Battling a brand new slavery

“They make it seem like a great opportunity to escape,” said Helen Ramirez, Wilfrid Laurier University professor of women’s studies, on the methods used to lure women into the sex trade.

According to the United Nations Development Fund for Women (UNIFEM), an estimate of 700,000 people a year are trafficked for sex and other industries. However, as there is no universally agreed estimate, that number could exceed two million.

Ramirez clarified that the difference between sex slavery and the sex trade is that the latter is considered a chosen form of employment.

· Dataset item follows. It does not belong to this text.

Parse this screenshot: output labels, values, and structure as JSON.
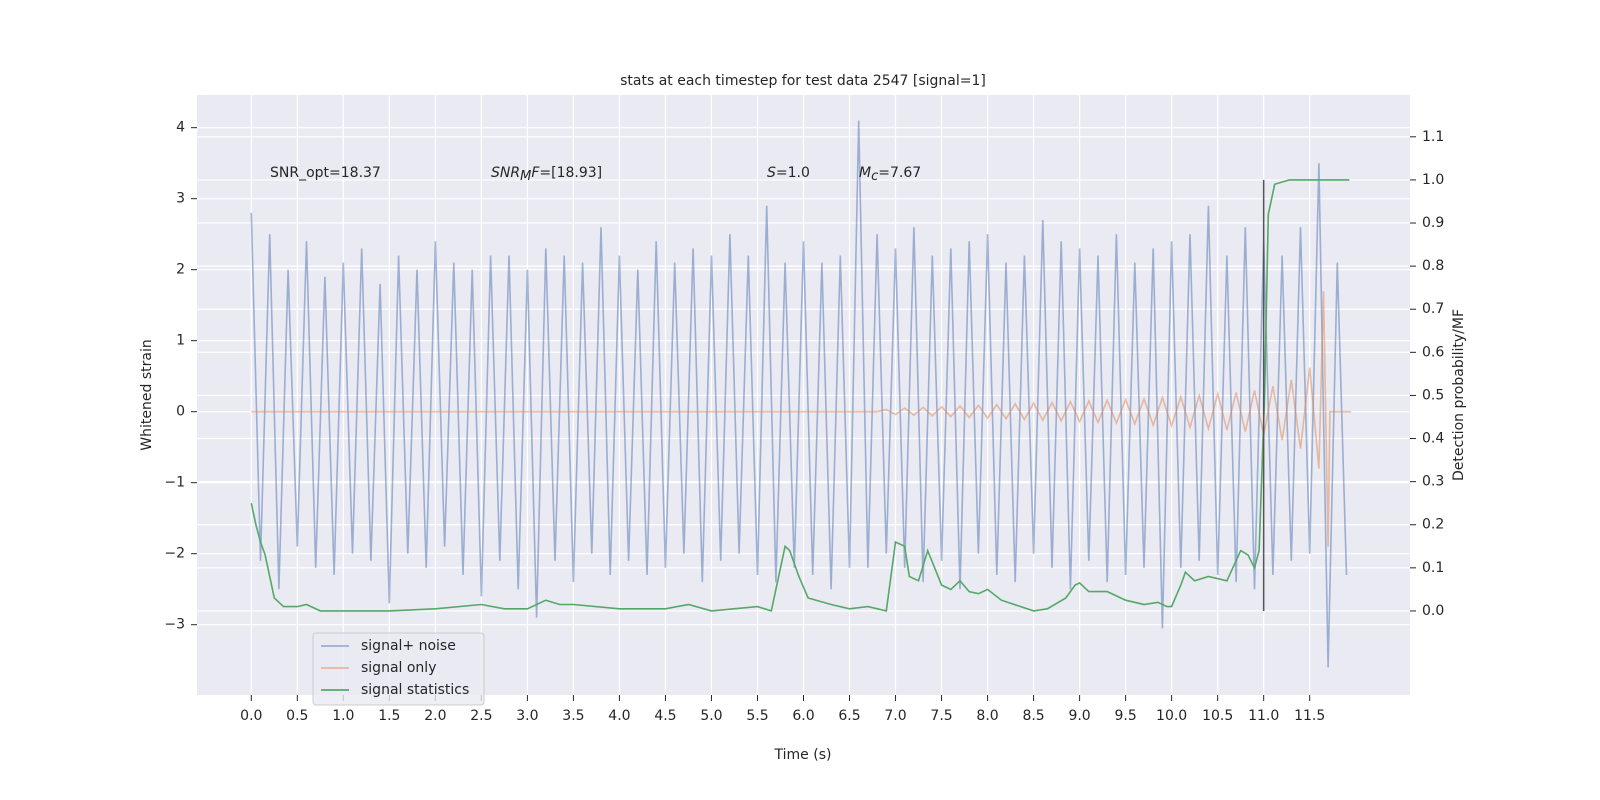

However, despite the sex trade being a form of employment, the labour is often forced or reflects some form of servitude in which the victims cannot withdraw.

“People who work in or run illegal sex slavery will typically go to areas that are often poverty stricken, where the people are so desperate and so in need,” explained Ramirez. “They will offer them jobs in other parts of the world and claim that their food and clothes and legal issues would all be taken care of.”

Parts of Russia and Poland are often some of the easiest places to abduct (most commonly) women and sell them into sex rings in Dubai. In an article by the Coalition Against Trafficking In Women stated, “Russia makes about $7 billion annually by trafficking women from Russia and other Soviet republics.”

People often understand the implications of the sex trade, according to Ramirez, yet they still enter the industry hoping to find a better situation than the desperation they currently live in. Highlighting how people can be persuaded to join, Ramirez added, “The people running sex slavery will get girls to entice girls.”

Once trapped, the victims have very little chance of escaping. “They are brutalized. They’re beaten and threatened with no guarantee that they’ll even be protected if they escape due to immigration laws,” said Ramirez.

There is little hope even for those trafficked in to developed countries. “It is especially hard for immigrants who are sold into Canada and the United States because so what if the police come and rescue them? They might just get sent back to where they were sold from,” Ramirez stated.

Looking toward the Middle East, the issue is just as complicated, if not more so, due to the political instability in many of the countries in the region.

“In Afghanistan no one wants to even touch the sex slavery issues there. It is so complicated in that region politically that no one wants to interfere.” By ignoring the situation, Ramirez said that most often “young boys are sold as sex workers in order to benefit the militia.”

In Spain, police dismantled a ring of illegal male sex slavery where, according to a recent article in the Herald Tribune, “Men were recruited in Brazil and forced to work around the clock under the threat of death.” None of the profits made from any of these instances went to the people who were sold.

Reiterating the financial situation of sex trafficking, Ramirez said, “They are told that their profits are going toward paying off their cost of food and shelter or the cost incurred from their voyage.”

“The point is that these people are so desperate … it is easy for people to ignore them. Their lives are invisible to us,” Ramirez concluded.